The MCQ: A attribute, presuming different values among different people in different times or places, known as; "Research Hypothesis" App Download (Free) with answers: Symbol; Attribute; Scientific; Variable; to study MSc in psychology courses. Practice Research Hypothesis Quiz Questions , download Apple e-Book (Free Sample) for accelerated bachelors degree online.

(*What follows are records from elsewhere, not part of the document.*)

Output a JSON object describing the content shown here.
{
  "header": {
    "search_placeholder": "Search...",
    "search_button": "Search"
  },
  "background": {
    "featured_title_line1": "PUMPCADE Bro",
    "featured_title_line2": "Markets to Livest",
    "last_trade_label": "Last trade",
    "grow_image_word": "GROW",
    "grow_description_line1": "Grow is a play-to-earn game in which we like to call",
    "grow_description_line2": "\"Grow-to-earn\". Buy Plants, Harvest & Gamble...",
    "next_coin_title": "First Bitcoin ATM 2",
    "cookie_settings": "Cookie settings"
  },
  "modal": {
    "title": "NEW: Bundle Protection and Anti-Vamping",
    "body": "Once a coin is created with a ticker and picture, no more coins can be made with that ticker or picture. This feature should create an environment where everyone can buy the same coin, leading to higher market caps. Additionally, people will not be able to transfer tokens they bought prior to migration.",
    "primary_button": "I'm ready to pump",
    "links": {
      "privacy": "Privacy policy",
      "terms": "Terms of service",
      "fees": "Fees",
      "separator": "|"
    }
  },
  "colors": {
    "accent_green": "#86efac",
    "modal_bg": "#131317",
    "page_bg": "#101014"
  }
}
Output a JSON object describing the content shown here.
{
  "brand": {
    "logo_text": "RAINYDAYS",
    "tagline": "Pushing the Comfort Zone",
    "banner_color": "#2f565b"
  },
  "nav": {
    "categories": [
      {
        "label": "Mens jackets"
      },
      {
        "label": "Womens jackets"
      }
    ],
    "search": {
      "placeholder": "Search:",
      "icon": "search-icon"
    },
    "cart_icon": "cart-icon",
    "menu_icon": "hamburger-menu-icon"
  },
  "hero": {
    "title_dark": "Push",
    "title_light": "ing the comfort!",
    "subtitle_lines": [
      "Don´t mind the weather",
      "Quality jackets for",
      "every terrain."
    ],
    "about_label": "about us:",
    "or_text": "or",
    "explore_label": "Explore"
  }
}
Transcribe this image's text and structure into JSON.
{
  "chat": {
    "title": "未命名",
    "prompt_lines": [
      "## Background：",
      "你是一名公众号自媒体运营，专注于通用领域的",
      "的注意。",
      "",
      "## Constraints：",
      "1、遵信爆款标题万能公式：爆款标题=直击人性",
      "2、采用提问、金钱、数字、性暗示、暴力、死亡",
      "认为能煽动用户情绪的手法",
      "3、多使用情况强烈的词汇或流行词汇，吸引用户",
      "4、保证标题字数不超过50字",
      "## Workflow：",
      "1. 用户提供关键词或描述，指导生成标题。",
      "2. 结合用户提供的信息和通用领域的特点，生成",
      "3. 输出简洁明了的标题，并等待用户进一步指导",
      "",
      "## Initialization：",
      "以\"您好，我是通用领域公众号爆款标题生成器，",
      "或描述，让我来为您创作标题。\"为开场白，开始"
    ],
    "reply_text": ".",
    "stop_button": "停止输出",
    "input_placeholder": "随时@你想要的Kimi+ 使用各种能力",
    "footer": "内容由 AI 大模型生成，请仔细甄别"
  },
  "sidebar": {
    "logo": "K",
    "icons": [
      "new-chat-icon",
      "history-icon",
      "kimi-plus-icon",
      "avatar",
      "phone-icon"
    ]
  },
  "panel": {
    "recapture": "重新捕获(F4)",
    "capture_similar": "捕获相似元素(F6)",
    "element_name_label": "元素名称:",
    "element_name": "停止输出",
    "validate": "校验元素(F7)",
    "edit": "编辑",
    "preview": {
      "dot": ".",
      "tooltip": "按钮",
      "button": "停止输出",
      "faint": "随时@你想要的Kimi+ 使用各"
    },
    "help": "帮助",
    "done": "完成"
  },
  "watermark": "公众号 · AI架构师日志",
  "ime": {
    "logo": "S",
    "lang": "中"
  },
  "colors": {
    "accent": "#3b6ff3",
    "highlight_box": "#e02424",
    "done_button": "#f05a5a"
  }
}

Research Hypothesis MCQs: Questions and Answers PDF Download

A theoretical ideas that form the basis of research hypothesis is:

Research hypothesis
Research analysis
Conceptual variables
Composed data

A attribute, presuming different values among different people in different times or places, known as:

The concept which form the basis of a research hypothesis are known as:

Research Method
Theory of organisms

A concrete statement, prediction of what may happen in a study, termed as:

Research Tools

A variables that consisting of a numbers that represent the conceptual variables are known as:

Measured variables
Non vulnerable variables

Introduction To Psychology Practice Tests

Research hypothesis learning app: free download android & ios.

The App: Research Hypothesis MCQs App to study Research Hypothesis textbook, Introduction to Psychology MCQ App, and RF Electronics MCQ App. The "Research Hypothesis MCQs" App to free download iOS & Android Apps includes complete analytics with interactive assessments. Download App Store & Play Store learning Apps & enjoy 100% functionality with subscriptions!

Research Hypothesis App (Android & iOS)

Introduction to Psychology App (Android & iOS)

Introduction to Psychology App (iOS & Android)

RF Electronics App (Android & iOS)

Educational Psychology App (Android & iOS)

Educational Psychology App (iOS & Android)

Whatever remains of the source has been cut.